Indeed, China's real estate industry contracted nearly twice as rapidly as it did the previous quarter, falling 2.9 percent following a 1.6 percent decline in the third quarter. According to official figures, this was also the first consecutive quarterly decline in 13 years.
This is particularly painful for a country like China, where the property industry is expected to account for a stunning 30% of total GDP.
For example, many analysts believe that if the already-difficult real estate market collapses completely, the impact on total GDP would be severe. "A 20% decline in real estate activity," Harvard economist Kenneth Rogoff previously told Barron's, "Could result in a 5-10% decline in GDP." Despite his unyielding skepticism, Magnus presented several explanations for the supposedly conflicting evidence.
"One is the contrast between sluggish spending and a poor sector of the estate on the one hand and more robust production and exports on the other," he explained. "The second is that both areas rebounded after the negative impact of power outages and increased costs in the late summer and early fall subsided in their sector."
Still, it would be astonishing if the economy expanded at a 6.5 percent annualized pace in the fourth quarter of 2021, he added. "I do not believe that this really represents what is happening in China and that the government's rhetoric in this case — supply shocks, demand contraction, and less strong expectations — is for once more true than the statistics imply," he added.
China faced "many tests of a dangerous and complicated worldwide environment and occasional pandemic breakouts at home," the NBS stated in an official statement accompanying the statistics release.
In a tweet Monday, Magnus mentioned five governmental changes that appear dubious in light of China's shockingly good official results.

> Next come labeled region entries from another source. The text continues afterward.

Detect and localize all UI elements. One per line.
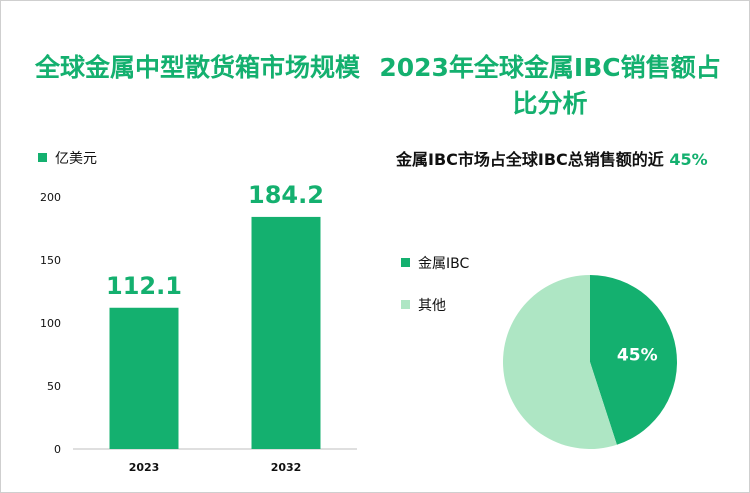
y-tick-label: 0: [54, 443, 61, 456]
pie-legend-item-metal: 金属IBC: [401, 255, 469, 273]
pie-slice-label: 45%: [617, 346, 658, 366]
pie-legend-label-other: 其他: [418, 298, 446, 314]
bar-chart-title: 全球金属中型散货箱市场规模: [34, 53, 360, 82]
pie-slice-other: [502, 275, 617, 449]
pie-note: 金属IBC市场占全球IBC总销售额的近 45%: [396, 145, 716, 174]
y-tick-label: 100: [40, 317, 61, 330]
y-tick-label: 200: [40, 191, 61, 204]
bar-2023: [109, 307, 179, 449]
pie-slice-metal-ibc: [590, 275, 677, 445]
bar-value-label: 112.1: [106, 272, 182, 300]
bar-legend-swatch: [38, 153, 47, 162]
bar-legend: 亿美元: [38, 150, 97, 168]
pie-chart-title: 2023年全球金属IBC销售额占比分析: [379, 53, 721, 118]
pie-legend-item-other: 其他: [401, 297, 446, 315]
bar-legend-label: 亿美元: [55, 151, 97, 167]
pie-legend-label-metal: 金属IBC: [418, 256, 470, 272]
pie-note-value: 45%: [669, 150, 708, 169]
y-tick-label: 150: [40, 254, 61, 267]
pie-note-text: 金属IBC市场占全球IBC总销售额的近: [396, 150, 664, 169]
pie-legend-swatch-metal: [401, 258, 410, 267]
y-tick-label: 50: [47, 380, 61, 393]
bar-value-label: 184.2: [248, 181, 324, 209]
pie-legend-swatch-other: [401, 300, 410, 309]
x-tick-label: 2032: [271, 461, 302, 474]
bar-2032: [251, 216, 321, 449]
x-tick-label: 2023: [129, 461, 160, 474]
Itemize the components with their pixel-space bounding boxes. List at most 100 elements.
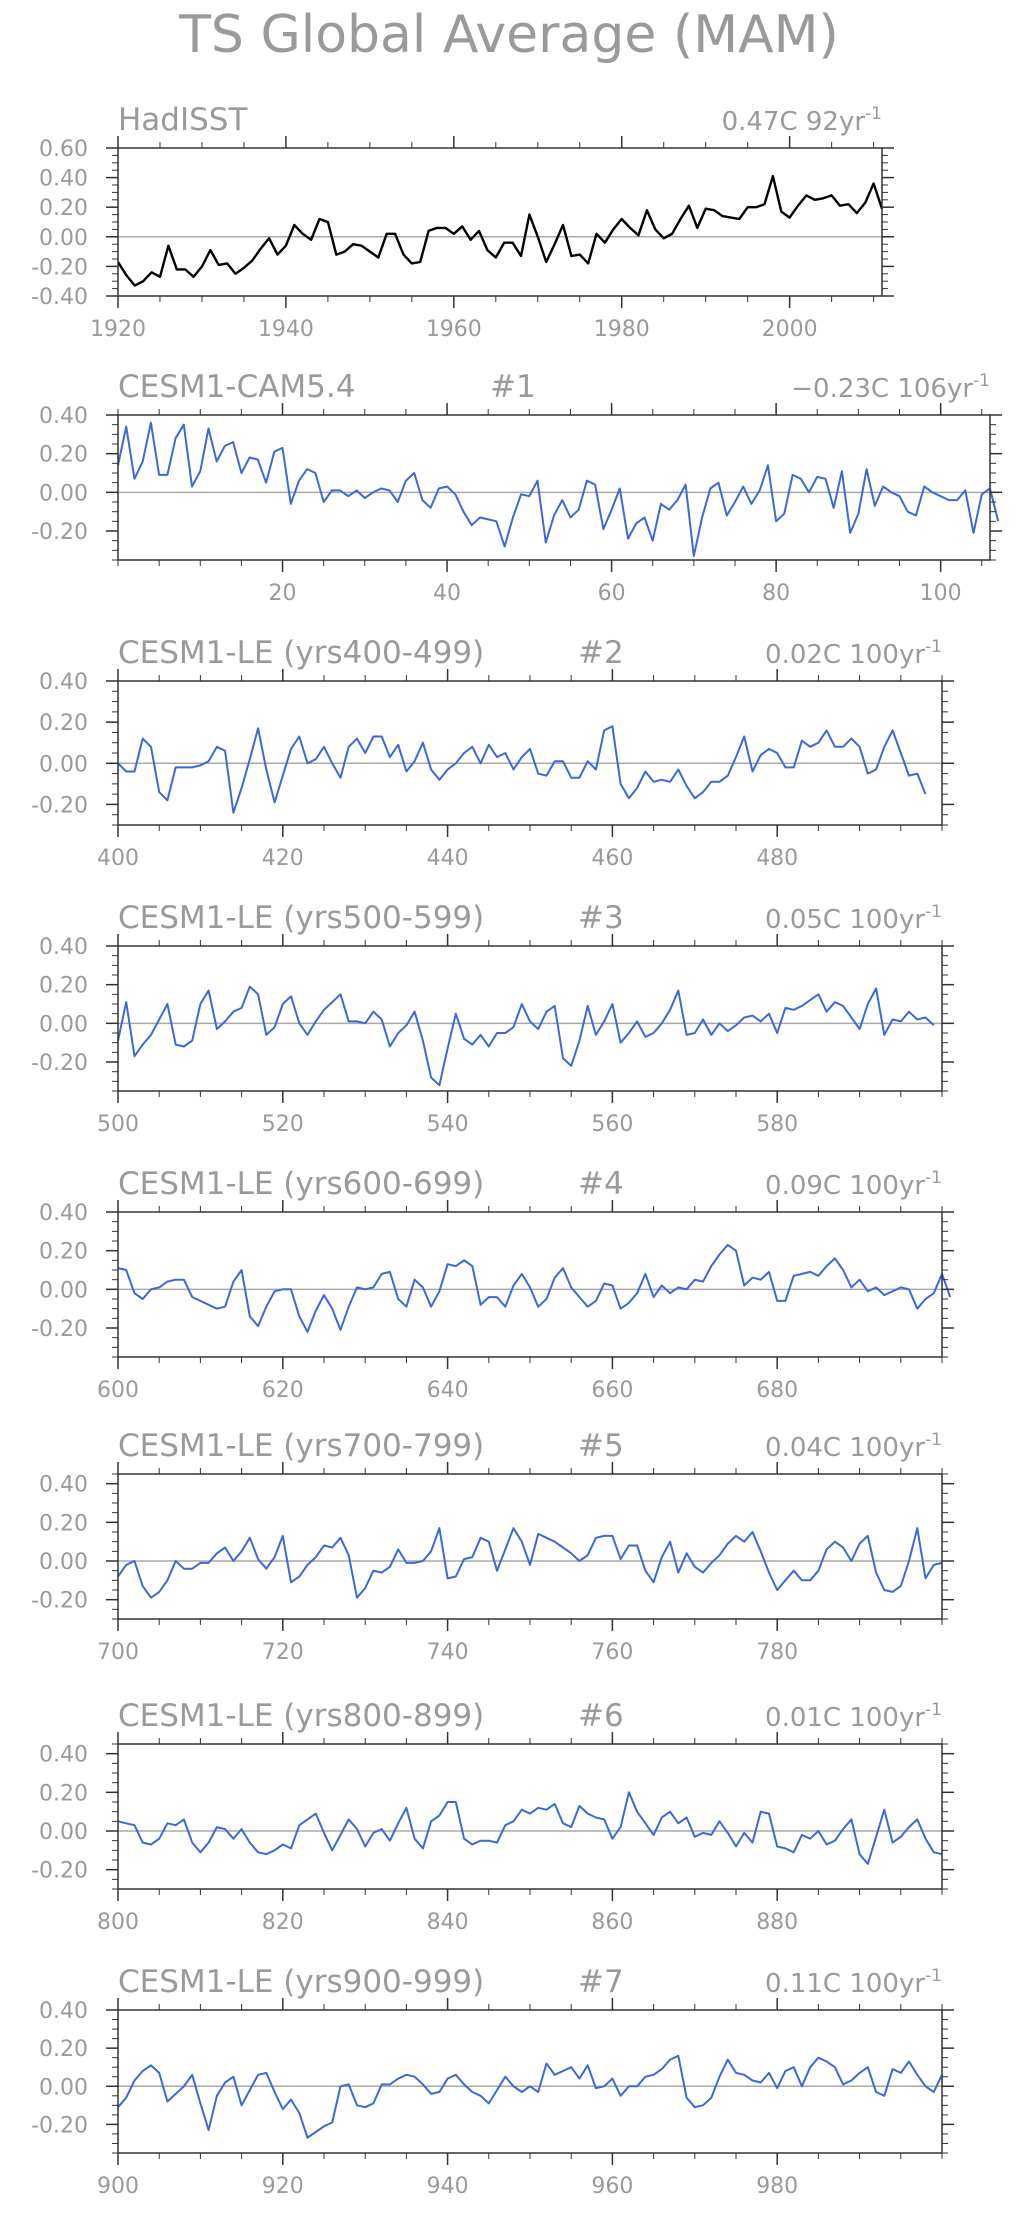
panel-trend-text: 0.09C 100yr <box>765 1171 925 1201</box>
y-tick-label: 0.40 <box>39 1999 88 2024</box>
plot-frame <box>117 1743 943 1890</box>
panel-trend-text: 0.04C 100yr <box>765 1433 925 1463</box>
panel-7: CESM1-LE (yrs900-999) #7 0.11C 100yr-1 -0.2… <box>31 1964 954 2199</box>
x-tick-label: 660 <box>591 1378 633 1403</box>
series-line-0 <box>117 1791 943 1865</box>
series-line-0 <box>117 421 1000 558</box>
panel-trend-exponent: -1 <box>925 1966 942 1986</box>
x-tick-label: 500 <box>97 1112 139 1137</box>
x-tick-label: 720 <box>262 1640 304 1665</box>
x-tick-label: 20 <box>269 581 297 606</box>
series-line-0 <box>116 174 884 287</box>
y-tick-label: 0.20 <box>39 2037 88 2062</box>
x-tick-label: 100 <box>920 581 962 606</box>
panel-trend-exponent: -1 <box>973 371 990 391</box>
x-tick-label: 1940 <box>258 317 314 342</box>
x-tick-label: 480 <box>756 846 798 871</box>
panel-2: CESM1-LE (yrs400-499) #2 0.02C 100yr-1 -0.2… <box>31 635 954 871</box>
panel-tag: #1 <box>490 369 536 405</box>
y-tick-label: 0.20 <box>39 974 88 999</box>
panel-trend: 0.05C 100yr-1 <box>765 902 942 935</box>
x-tick-label: 400 <box>97 846 139 871</box>
panel-tag: #3 <box>578 900 624 936</box>
y-tick-label: 0.40 <box>39 670 88 695</box>
y-tick-label: -0.20 <box>31 1317 88 1342</box>
panels: HadISST 0.47C 92yr-1-0.40-0.200.000.200.4… <box>31 102 1002 2199</box>
y-tick-label: 0.00 <box>39 1012 88 1037</box>
panel-trend: 0.01C 100yr-1 <box>765 1700 942 1733</box>
y-tick-label: 0.20 <box>39 1240 88 1265</box>
y-tick-label: 0.40 <box>39 404 88 429</box>
panel-trend-text: 0.47C 92yr <box>722 107 866 137</box>
y-tick-label: -0.20 <box>31 1051 88 1076</box>
series-line-0 <box>117 2054 943 2139</box>
y-tick-label: 0.40 <box>39 935 88 960</box>
panel-title: CESM1-CAM5.4 <box>118 369 355 405</box>
panel-trend-exponent: -1 <box>925 1700 942 1720</box>
panel-tag: #4 <box>578 1166 624 1202</box>
y-tick-label: 0.20 <box>39 1511 88 1536</box>
x-tick-label: 800 <box>97 1910 139 1935</box>
y-tick-label: -0.20 <box>31 2113 88 2138</box>
y-tick-label: 0.20 <box>39 1781 88 1806</box>
x-tick-label: 700 <box>97 1640 139 1665</box>
plot-frame <box>117 1211 943 1358</box>
panel-trend-text: 0.02C 100yr <box>765 640 925 670</box>
panel-6: CESM1-LE (yrs800-899) #6 0.01C 100yr-1 -0.2… <box>31 1698 954 1935</box>
plot-frame <box>117 680 943 826</box>
panel-trend: 0.09C 100yr-1 <box>765 1168 942 1201</box>
x-tick-label: 540 <box>427 1112 469 1137</box>
x-tick-label: 960 <box>591 2174 633 2199</box>
y-tick-label: 0.00 <box>39 481 88 506</box>
series-line-0 <box>117 1243 952 1333</box>
y-tick-label: 0.40 <box>39 167 88 192</box>
panel-trend-text: 0.01C 100yr <box>765 1703 925 1733</box>
panel-tag: #5 <box>578 1428 624 1464</box>
panel-trend: 0.47C 92yr-1 <box>722 104 882 137</box>
figure-title: TS Global Average (MAM) <box>178 5 839 65</box>
plot-frame <box>117 945 943 1092</box>
y-tick-label: 0.00 <box>39 226 88 251</box>
y-tick-label: 0.00 <box>39 1550 88 1575</box>
x-tick-label: 80 <box>762 581 790 606</box>
x-tick-label: 760 <box>591 1640 633 1665</box>
panel-4: CESM1-LE (yrs600-699) #4 0.09C 100yr-1 -0.2… <box>31 1166 954 1403</box>
panel-title: CESM1-LE (yrs900-999) <box>118 1964 484 2000</box>
x-tick-label: 880 <box>756 1910 798 1935</box>
y-tick-label: -0.40 <box>31 285 88 310</box>
y-tick-label: 0.40 <box>39 1743 88 1768</box>
series-line-0 <box>117 1527 943 1599</box>
series-line-0 <box>117 725 927 814</box>
y-tick-label: 0.40 <box>39 1201 88 1226</box>
y-tick-label: 0.00 <box>39 1278 88 1303</box>
x-tick-label: 920 <box>262 2174 304 2199</box>
x-tick-label: 2000 <box>762 317 818 342</box>
panel-trend-text: 0.11C 100yr <box>765 1969 925 1999</box>
x-tick-label: 860 <box>591 1910 633 1935</box>
x-tick-label: 40 <box>433 581 461 606</box>
y-tick-label: 0.00 <box>39 2075 88 2100</box>
x-tick-label: 640 <box>427 1378 469 1403</box>
panel-title: CESM1-LE (yrs800-899) <box>118 1698 484 1734</box>
panel-title: CESM1-LE (yrs600-699) <box>118 1166 484 1202</box>
panel-trend-exponent: -1 <box>925 1168 942 1188</box>
panel-1: CESM1-CAM5.4 #1 −0.23C 106yr-1 -0.20 0.00 0.2… <box>31 369 1002 606</box>
y-tick-label: 0.60 <box>39 137 88 162</box>
panel-tag: #2 <box>578 635 624 671</box>
y-tick-label: 0.20 <box>39 711 88 736</box>
x-tick-label: 560 <box>591 1112 633 1137</box>
panel-trend: −0.23C 106yr-1 <box>791 371 990 404</box>
x-tick-label: 680 <box>756 1378 798 1403</box>
plot-frame <box>117 414 991 561</box>
y-tick-label: 0.20 <box>39 196 88 221</box>
panel-trend-exponent: -1 <box>925 1430 942 1450</box>
panel-trend-text: 0.05C 100yr <box>765 905 925 935</box>
x-tick-label: 520 <box>262 1112 304 1137</box>
x-tick-label: 440 <box>427 846 469 871</box>
panel-trend-exponent: -1 <box>925 637 942 657</box>
y-tick-label: -0.20 <box>31 793 88 818</box>
panel-5: CESM1-LE (yrs700-799) #5 0.04C 100yr-1 -0.2… <box>31 1428 954 1665</box>
panel-3: CESM1-LE (yrs500-599) #3 0.05C 100yr-1 -0.2… <box>31 900 954 1137</box>
y-tick-label: 0.20 <box>39 443 88 468</box>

"Why the frenzy of rate cuts, RRR reductions, and increased infrastructure spending?" he wrote.
Nonetheless, not all external observers viewed the figures suspiciously. Michael Pettis, a finance professor at Peking University and a frequent critic of Beijing's policies and lack of openness, forecast somewhat worse figures for the year — around 7.8%. However, he saw few abnormalities as the year drew to a conclusion.
"There will always be complaints of the NBS data's openness, but I have no reason to believe the Q4 data was wrong," he told Barron's.
"It would have been really beneficial if they had revealed the quarter-on-quarter increase rate, which they often do but did not this time, which may have contributed to people's suspicion," he added.